While some species of lizards and snakes can create new life via asexual reproduction, mammals rely on the union of male and female gametes for reproduction.1 That was until a few years ago, when researchers generated mouse pups using genetic material from two same-sex parents.2 While the pups born to two female mice survived to adulthood, those produced from two male mice died shortly after birth.
Now, after spending almost six years improving their method, the same research team, led by developmental biologist Wei Li at the Chinese Academy of Sciences (CAS), has successfully generated mouse pups from two male parents, with some surviving into adulthood.3 The results, published in Cell Stem Cell, uncover mechanisms that can advance the generation of genetically modified animal models and improve understanding of some congenital diseases.
“This work will help to address a number of limitations in stem cell and regenerative medicine research,” said Li in a press release.
Mammalian reproduction involves genomic imprinting, a process in which epigenetic modifications restrict the expression of certain genes to a single parental allele. The genes that are silenced or expressed depend on their parental origin. As a result, offspring that do not receive genetic material from both the male and female parents may exhibit developmental defects, some of which could be lethal.
In their 2018 study, Li and his team derived haploid embryonic stem cells (ESCs) from mouse sperm that contained half the number of chromosomes.2 Using CRISPR/Cas9 editing tools, the researchers manipulated seven imprinted genomic regions in these cells.
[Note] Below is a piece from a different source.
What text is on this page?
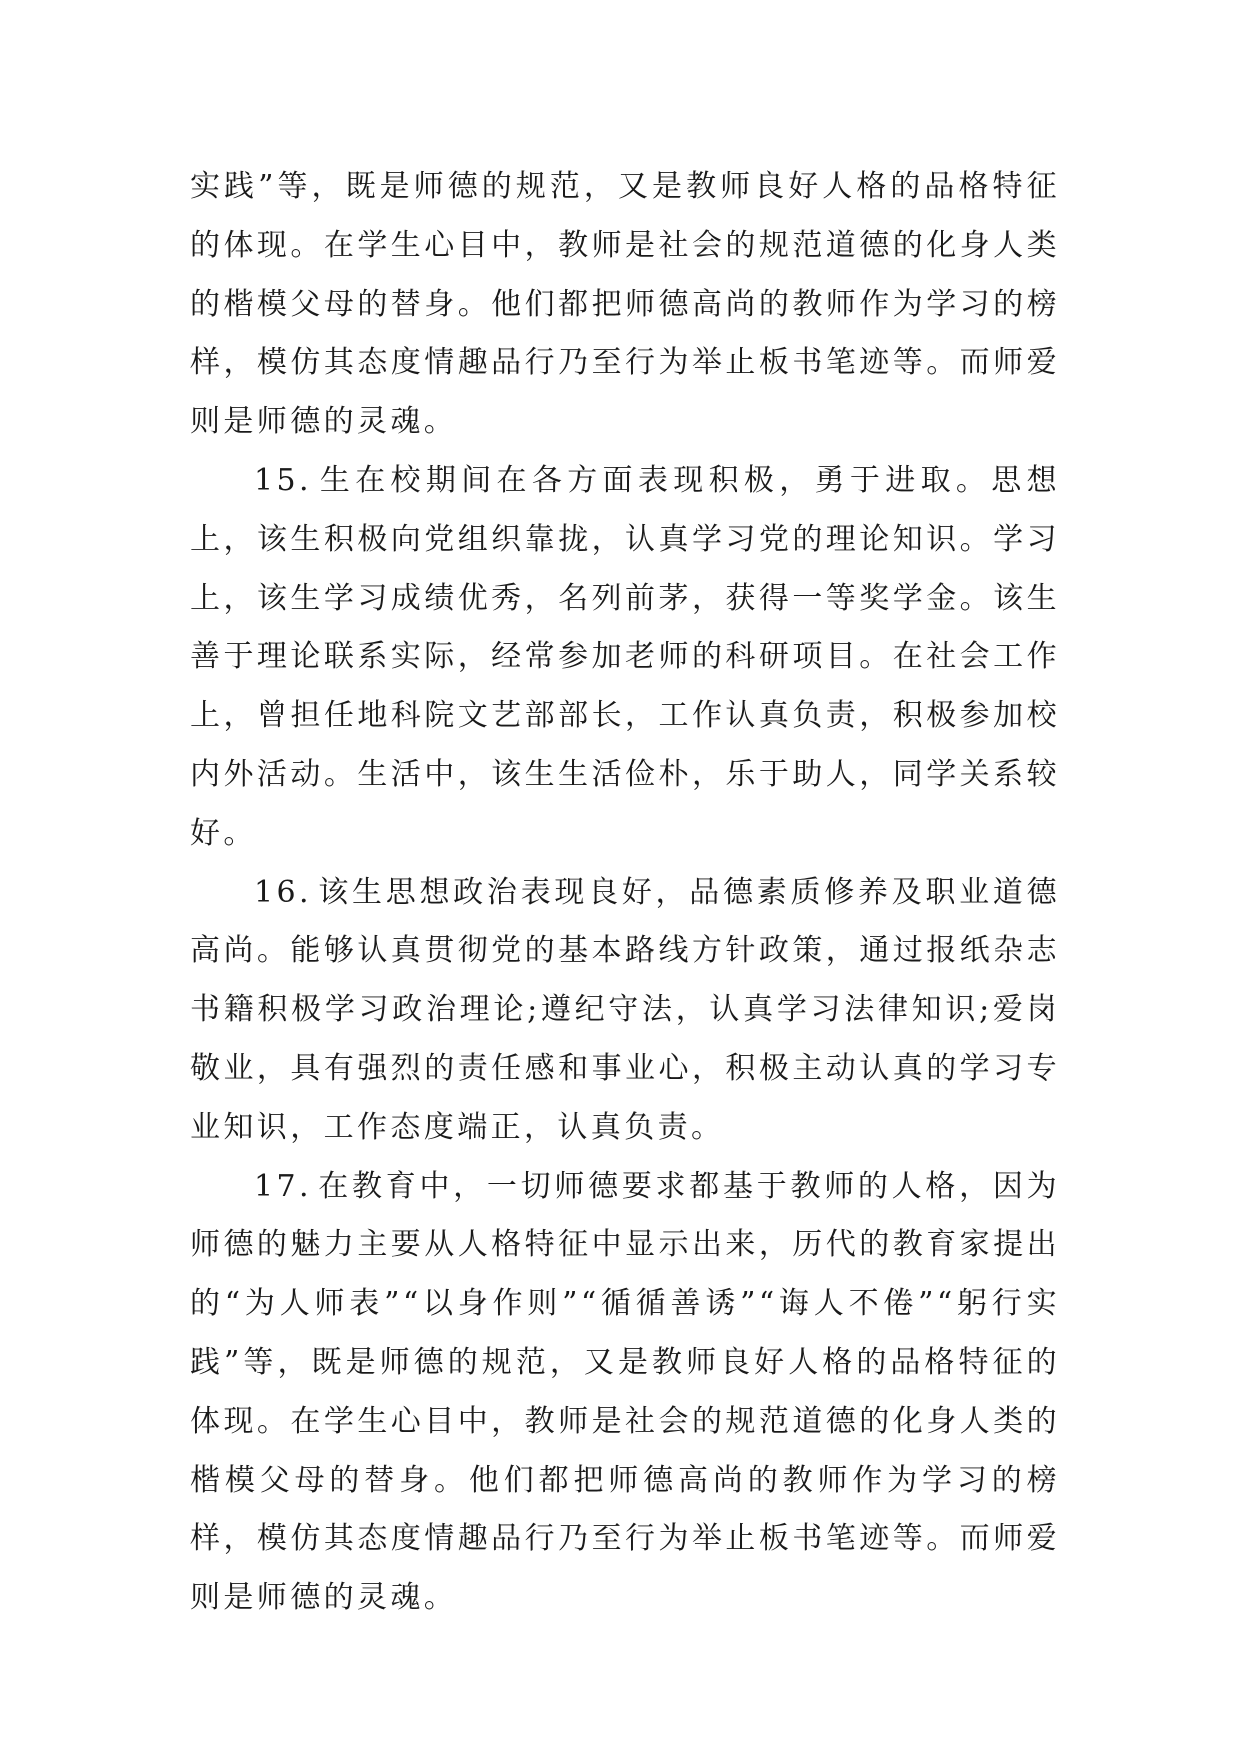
实践”等，既是师德的规范，又是教师良好人格的品格特征的体现。在学生心目中，教师是社会的规范道德的化身人类的楷模父母的替身。他们都把师德高尚的教师作为学习的榜样，模仿其态度情趣品行乃至行为举止板书笔迹等。而师爱则是师德的灵魂。

15. 生在校期间在各方面表现积极，勇于进取。思想上，该生积极向党组织靠拢，认真学习党的理论知识。学习上，该生学习成绩优秀，名列前茅，获得一等奖学金。该生善于理论联系实际，经常参加老师的科研项目。在社会工作上，曾担任地科院文艺部部长，工作认真负责，积极参加校内外活动。生活中，该生生活俭朴，乐于助人，同学关系较好。

16. 该生思想政治表现良好，品德素质修养及职业道德高尚。能够认真贯彻党的基本路线方针政策，通过报纸杂志书籍积极学习政治理论;遵纪守法，认真学习法律知识;爱岗敬业，具有强烈的责任感和事业心，积极主动认真的学习专业知识，工作态度端正，认真负责。

17. 在教育中，一切师德要求都基于教师的人格，因为师德的魅力主要从人格特征中显示出来，历代的教育家提出的“为人师表”“以身作则”“循循善诱”“诲人不倦”“躬行实践”等，既是师德的规范，又是教师良好人格的品格特征的体现。在学生心目中，教师是社会的规范道德的化身人类的楷模父母的替身。他们都把师德高尚的教师作为学习的榜样，模仿其态度情趣品行乃至行为举止板书笔迹等。而师爱则是师德的灵魂。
The researchers then injected the ESCs along with unedited sperm into an oocyte that lacked a nucleus, and therefore any female genetic material. Although this strategy successfully generated embryos, they failed to develop a placenta. When the researchers supplemented the embryos with pluripotent stem cells that differentiated to form placental tissue some of the embryos survived to term, but the pups died soon after birth.
In the present study, the researchers took a closer look at the nonviable pups to determine what was going wrong. They observed physical abnormalities such as excessive weight, open tongue, umbilical hernias, and genetic abnormalities like overexpression of paternally expressed imprinted genes. Researchers have previously hypothesized that paternal genes promote growth, while maternal genes restrict it.4 Consistent with this, Li and his team observed that excessive organ growth in bi-paternal pups compressed their chest cavity, resulting in death.
To coax the bi-paternal embryos to exhibit more typical developmental characteristics, the researchers modified up to 20 imprinted regions linked to overgrowth and mis-regulated paternal imprinting. These modifications not only increased the embryos’ ability to develop to full term, but compared to pups generated from unedited ESCs, the resulting pups showed improved developmental outcomes, including the formation of a functional placenta. Nearly 12 percent of the embryos survived until birth, an improvement over 1.2 percent observed in their previous study. However, in a monumental first, some of the pups lived to adulthood. Researchers also showed that the 20 modifications improved their ability to clone these mice from ESCs.
“These findings provide strong evidence that imprinting abnormalities are the main barrier to mammalian unisexual reproduction,” said study coauthor Guan-Zheng Luo, a biochemist at Sun Yat-sen University.
However, the bi-paternal animals that survived to adulthood showed overgrowth and had reduced lifespans. Although they developed normal sexual characteristics, they were sterile.
“Further modifications to the imprinting genes could potentially facilitate the generation of healthy bi-paternal mice capable of producing viable gametes and lead to new therapeutic strategies for imprinting-related diseases,” said co-author Zhi-Kun Li, a developmental biologist at CAS.
Imprinting disorders are congenital diseases that can manifest as neurodevelopmental impairment, endocrine and metabolic disturbances, and organ or skeletal abnormalities.5 In addition to causing diseases in people, imprinting abnormalities present a challenge in the maintenance of stem cell pluripotency.6 This technology, along with animal cloning, forms the basis of regenerative medicine by offering experimental platforms such as genetically modified animal models and stem cell-derived organoids.
“This approach can significantly improve the developmental outcomes of embryonic stem cells and cloned animals, paving a promising path for the advancement of regenerative medicine,” said Luo.
- Lampert KP. Facultative parthenogenesis in vertebrates: Reproductive error or chance? Sex Dev. 2008;2(6):290-301.
- Li ZK, et al. Generation of bimaternal and bipaternal mice from hypomethylated haploid ESCs with imprinting region deletions. Cell Stem Cell. 2018;23(5):665-676.e4.
- Li et al. Adult bi-paternal offspring generated through direct modification of imprinted genes in mammals. Cell Stem Cell. 2025
- Haig D. Genomic imprinting and kinship: How good is the evidence? Annu Rev Genet. 2004;38(1):553-585.
- Eggermann T, et al. Imprinting disorders. Nat Rev Dis Primers. 2023;9(1):33.
- Cui T, et al. Current advances in haploid stem cells. Protein Cell. 2020;11(1):23-33.